MOQD-CSP
contains the code for the Multi-Objective Quality-Diversity for Crystal Structure Prediction paper. This builds on top of the QD4CSP repo in order to apply Quality-Diversity Algorithms to Crystal Structure Prediction. This method (illustrated below) uses domain-specific mutations and surrogate models for evaluation in order to generate a diverse collection of crystal structures that achieve different trade-offs on objectives:
To run this code, you need to install the necessary libraries as listed in requirements.txt
via:
pip install -r requirements.txt
However, we recommend using a containerised environment such as Docker, Singularity or conda to use the repository. Further details are provided in the last section.
To run the MOME-X algorithm, or any other baseline algorithm mentioned in the paper, you just need to run the main.py
script and specify the algorithm and system you wish to run. For example, to run MOME-X on Carbon, you can run:
python3 main.py -—algo=mome-x –system=C
The hyperparameters of the algorithms can be modified by changing their values in the configs
directory of the repository. Alternatively, they can be modified directly in the command line. For example, to decrease the pareto_front_max_length
parameter from 50 to 20 in MOME-P2C, you can run:
python3 main.py --algo=mome-x pareto_front_max_length=20
Running each algorithm automatically saves metrics, visualisations and plots of performance into a results
directory. However, you can compare performance between algorithms once they have been run using the analysis.py
script. To do this, you need to edit the list of the algorithms and environments you wish to compare and the metrics you wish to compute (at the bottom of analysis.py
). Then, the relevant plots and performance metrics will be computed by running:
python3 analysis.py
Similarly, you can run:
python3 plot_moqd_illumination.py
Or:
python3 plot_reference_illumination.py
To generate additional visualisation plots of the final results.
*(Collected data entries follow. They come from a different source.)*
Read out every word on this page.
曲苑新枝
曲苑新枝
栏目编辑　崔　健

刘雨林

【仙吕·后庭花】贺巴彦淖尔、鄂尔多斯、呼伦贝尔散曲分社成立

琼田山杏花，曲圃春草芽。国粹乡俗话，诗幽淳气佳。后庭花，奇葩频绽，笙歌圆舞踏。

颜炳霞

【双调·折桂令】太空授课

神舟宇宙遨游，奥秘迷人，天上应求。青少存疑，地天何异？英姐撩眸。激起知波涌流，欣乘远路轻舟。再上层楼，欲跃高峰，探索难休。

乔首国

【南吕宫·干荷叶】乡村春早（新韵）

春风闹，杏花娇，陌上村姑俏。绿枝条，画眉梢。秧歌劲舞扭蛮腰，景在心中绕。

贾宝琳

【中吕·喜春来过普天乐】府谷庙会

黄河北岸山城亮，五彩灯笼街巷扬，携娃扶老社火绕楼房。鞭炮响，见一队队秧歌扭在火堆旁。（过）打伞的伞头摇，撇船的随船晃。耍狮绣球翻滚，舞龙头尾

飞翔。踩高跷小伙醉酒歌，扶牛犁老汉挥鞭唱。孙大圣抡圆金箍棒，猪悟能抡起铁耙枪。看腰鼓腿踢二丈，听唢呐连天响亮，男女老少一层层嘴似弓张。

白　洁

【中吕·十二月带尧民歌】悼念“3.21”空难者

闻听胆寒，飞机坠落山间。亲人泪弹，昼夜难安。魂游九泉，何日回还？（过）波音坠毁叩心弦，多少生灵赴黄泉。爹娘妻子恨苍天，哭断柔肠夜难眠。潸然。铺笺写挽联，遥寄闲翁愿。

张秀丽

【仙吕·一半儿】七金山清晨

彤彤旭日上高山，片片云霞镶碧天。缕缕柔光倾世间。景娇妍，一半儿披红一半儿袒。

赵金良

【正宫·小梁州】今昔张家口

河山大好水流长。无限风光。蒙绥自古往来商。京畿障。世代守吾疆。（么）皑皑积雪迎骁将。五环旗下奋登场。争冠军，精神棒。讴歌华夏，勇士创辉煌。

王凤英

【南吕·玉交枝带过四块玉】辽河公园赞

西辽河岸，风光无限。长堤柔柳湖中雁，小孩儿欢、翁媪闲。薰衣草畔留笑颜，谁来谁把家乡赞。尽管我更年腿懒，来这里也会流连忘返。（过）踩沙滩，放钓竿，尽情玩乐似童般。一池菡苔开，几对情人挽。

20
By default, this repo contains the data for Carbon, Silicon, Silicon Carbide, Silicon Dioxide and Titanium Dioxide. However, you can generate reference data for other systems by modifying the reference_data/prepare_reference_data.py
scrupt and then running it.
To build a final container (an executable file) using Singularity make sure you are in the root of the repository and then run:
singularity build --fakeroot --force singularity/[FINAL CONTAINER NAME].sif singularity/singularity.def
where you can replace '[FINAL CONTAINER NAME]' by your desired file name. When you get the final image, you can execute it via:
singularity -d run --cleanenv --containall --no-home --nv [FINAL CONTAINER NAME].sif [EXTRA ARGUMENTS]
where
- [FINAL CONTAINER NAME].sif is the final image built
- [EXTRA ARGUMENTS] is a list of any futher arguments that you want to add. For example, you may want to change the random seed or Brax environment.